Aktifitas berdedeng dalam upacara Mulaka Nukal tidak berlangsung lama, karena setelah nyanyian Dedeng dilakukan kegiatan menanam padi dapat segera dilaksanakan. Setelah upacara dilakukan kegiatan menyanyi dapat dilanjutkan kembali oleh para peserta yang ikut berpartisipasi dalam menanam benih padi. Pelaksanaan penanam benih padi, umumnya dilakukan para pemuda dan pemudi kampung. Sebelumnya beberapa orang pemuda telah berbaris secara teratur membentuk saf sambil menghujamkan sepasang kayu pembuat lubang ke dalam tanah sebagai tempat bibit atau benih padi. Di belakangnya diikuti oleh para penabur benih, wanita yang berbaris menurut saf sambil meletakan bibit benih padi ke dalam lubang. Kaum pria maupun wanita masing-masing menunjukan kebolehannya dan keterampilannya dalam membuat lubang dengan cepat, begitu juga kaum wanita dengan cegat dan sigap dapat degan cepat pula mengisi benih padi ke dalam lubang. Aktifitas membuat lubang di permukaan tanah ini biasanya disebut dengan istilah. Kaum lelaki biasanya melakukan aktifitas menukal dengan cara beradu cepat diantara mereka, dan saling mendahului. Siapa yang lebih cepat menukal dianggap yang paling terampil dan lebih cekatan. Begitu juga kaum wanita, mereka berlomba-lomba untuk mengisi benih padi ke dalam lubang yang telah dibuat oleh para penukal. Biasanya aktifistas menukal dan menabur benih di lahan pertanian dilakukan dalam waktu sesingkat mungkin yakni hanya satu hari saja. Bila tanah atau lahan yang dibuka dalam ukuran yang luas sekali, maka pekerjaan ini dapat dilanjutkan keesokan harinya. Dalam kegiatan ini tak jarang di antara mereka ada yang berkomunikasi secara tersirat, dan adanya keinginan untuk mengenal lebih dekat terhadap wanita atau pria yang diidamkannya dalam kegiatan tersebut.

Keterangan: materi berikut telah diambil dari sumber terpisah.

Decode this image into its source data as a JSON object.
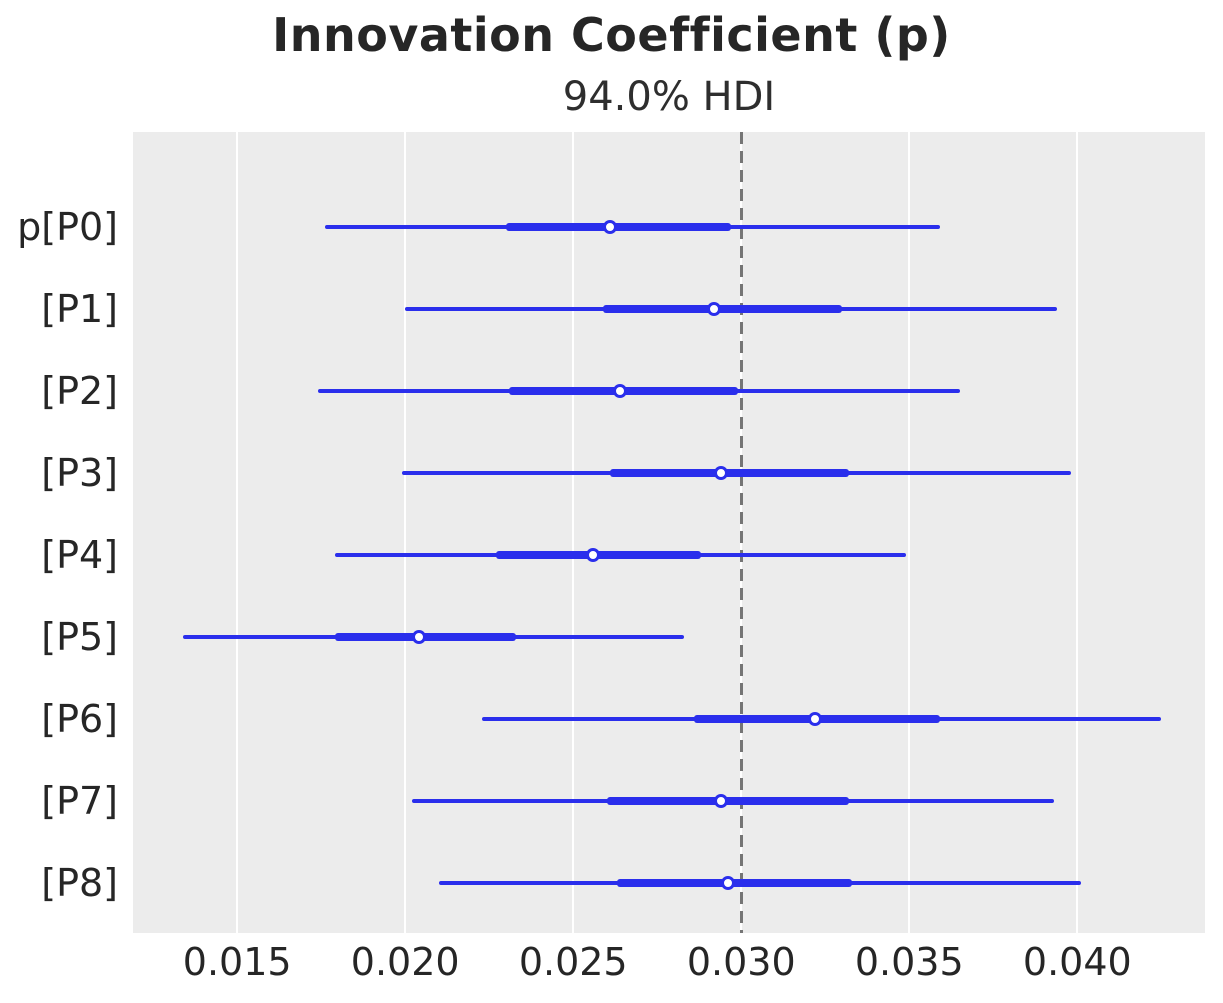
{
  "chart_data": {
    "type": "forest",
    "title": "Innovation Coefficient (p)",
    "subtitle": "94.0% HDI",
    "hdi_probability": "94.0%",
    "legend": "none",
    "grid": "vertical white gridlines on light gray panel",
    "x_axis": {
      "lim": [
        0.0119,
        0.0438
      ],
      "ticks": [
        0.015,
        0.02,
        0.025,
        0.03,
        0.035,
        0.04
      ],
      "tick_labels": [
        "0.015",
        "0.020",
        "0.025",
        "0.030",
        "0.035",
        "0.040"
      ]
    },
    "reference_line_x": 0.03,
    "rows": [
      {
        "label": "p[P0]",
        "hdi": [
          0.0176,
          0.0359
        ],
        "quartile": [
          0.023,
          0.0297
        ],
        "median": 0.0261
      },
      {
        "label": "[P1]",
        "hdi": [
          0.02,
          0.0394
        ],
        "quartile": [
          0.0259,
          0.033
        ],
        "median": 0.0292
      },
      {
        "label": "[P2]",
        "hdi": [
          0.0174,
          0.0365
        ],
        "quartile": [
          0.0231,
          0.0299
        ],
        "median": 0.0264
      },
      {
        "label": "[P3]",
        "hdi": [
          0.0199,
          0.0398
        ],
        "quartile": [
          0.0261,
          0.0332
        ],
        "median": 0.0294
      },
      {
        "label": "[P4]",
        "hdi": [
          0.0179,
          0.0349
        ],
        "quartile": [
          0.0227,
          0.0288
        ],
        "median": 0.0256
      },
      {
        "label": "[P5]",
        "hdi": [
          0.0134,
          0.0283
        ],
        "quartile": [
          0.0179,
          0.0233
        ],
        "median": 0.0204
      },
      {
        "label": "[P6]",
        "hdi": [
          0.0223,
          0.0425
        ],
        "quartile": [
          0.0286,
          0.0359
        ],
        "median": 0.0322
      },
      {
        "label": "[P7]",
        "hdi": [
          0.0202,
          0.0393
        ],
        "quartile": [
          0.026,
          0.0332
        ],
        "median": 0.0294
      },
      {
        "label": "[P8]",
        "hdi": [
          0.021,
          0.0401
        ],
        "quartile": [
          0.0263,
          0.0333
        ],
        "median": 0.0296
      }
    ],
    "colors": {
      "interval": "#2a2eec",
      "marker_face": "#ffffff",
      "reference_line": "#757575",
      "panel_background": "#ececec",
      "gridline": "#ffffff",
      "text": "#262626"
    }
  }
}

Para pemuda menggunakan kesempatan ini untuk lebih mengenal gadis idamannya dengan cara melantunkan beberapa pantun, berdendang, yang berisi tentang sindiran, sapaan, atau gurauan kepada wanita yang didambakannya. Pantun dedeng disesuaikan dengan isi hatinya dengan harapan mendapat respon dari pasangannnya. Bagi pemuda dan pemudi masyarakat Melayu kegiatan ini merupakan kegiatan yang dianggap yang paling efektif untuk tujuan mengenal antara satu sama lainnya dalam kehidupan pergaualan muda-mudi. Pada zaman dahulu, para pemuda dan pemudi yang bercakap-cakap atau bertemu secara bebas pada masyarakat Melayu dianggap pantang atau tabu.

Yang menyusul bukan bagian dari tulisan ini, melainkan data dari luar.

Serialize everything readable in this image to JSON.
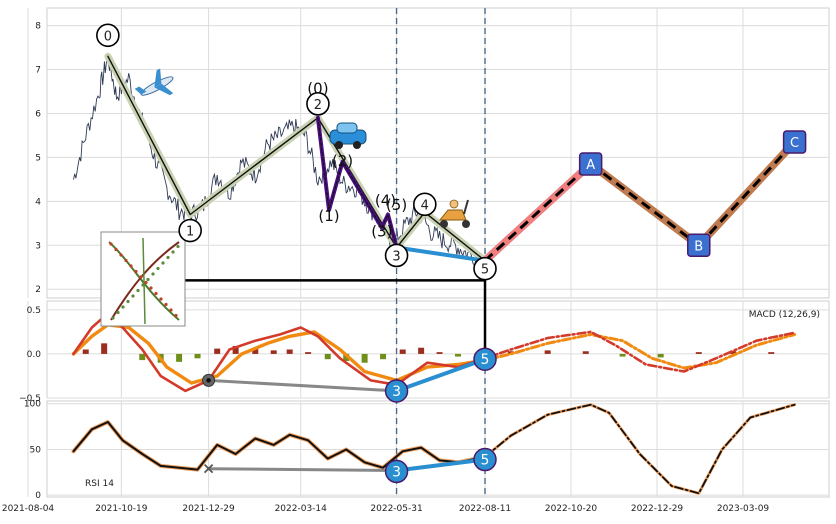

Setelah sekian lama benih ditabur, selanjutnya padi mulai tumbuh besar, tinggi yang kemudian menghasilkan padi baru siap untuk dipanen. Selanjutnya si empunya ladang akan kembali mengundang warga kampung, terutama kaum muda-mudi dalam kegiatan mengetan padi. Mengetan padi adalah sebuah kegiatan memanen padi dengan menggunakan ketam atau ani-ani yakni pisau pemutus padi dari tangkainya. Sambil mengetan padi para muda-mudi kampung berkomunikasi antara satu sama lainnya dan saling lebih mempererat tali silahturahmi di antara mereka, bahkan ada yang melanjutkan perkenalan di antara mereka, sebagaimana mereka telah merajut tali asmara ketika mereka melaksaknakan aktifias menukal sebelumnya.
Setelah pekerjaan mengetan padi selesai dikerjakan, sebagian di antara muda-mudi tadi ada yang mengikat tangkai-tangkai padi yang baru diketam dan dikumpulkan secara berkelompok-kelompok agar mudah dibawa ke rumah si empunya padi. Setelah kegiatan mengetam padi dan mengangkat padi ke rumah selesai dikerjakan, beberapa hari selanjutnya pemilik padi kembali mengundang para pemuda dan pemudi ke rumahnya untuk melakukan pekerjaan lanjutan.
Kegiatan pemuda-pemudi selanjutnya adalah kegiatan mengirik padi yaitu kegiatan yang bertujuan untuk melepas butir padi dari tangkainya. Lakasi melepas butir padi biasanya berada pada bagian tengah dalam rumah. Posisi para wanita berada di belakang sebuah bilik, sedangkan para pengirik padi lelaki berada di pinggir tumpukan tangkai padi dalam posisi membentuk lingkaran tumpukan padi. Para orang tua biasanya berada di sekitar belakang bagian dapur rumah sambil mengawasi kegiatan mengirik padi ini sampai selesai dikerjakan kaum muda-mudi. Kegiatan mengirik padi adalah kegiatan melepaskan butir padi dari tangkainya yaitu dengan cara menginjak-injak tangkai padi sampai padinya lepas dari tangkainya. Tangkai-tangkai padi taid diinjak, dipilin, diputar dengan menggunakan kedua kadi sehingga padi seluruh butir padi jatuh ke bawah lantai yang diberi alas tikar pandan. Untuk lebih menghangatkan suasana pengirik padi yang berjenis kelamin laki-laki melantumkan beberapa pantun. Mereka bernyanyi dedeng sambil mengucapkan kata-kata ahoi-ahoi secara responsial, untuk lebih menambahkan semangat dalam melakukan aktifitas mengirik padi.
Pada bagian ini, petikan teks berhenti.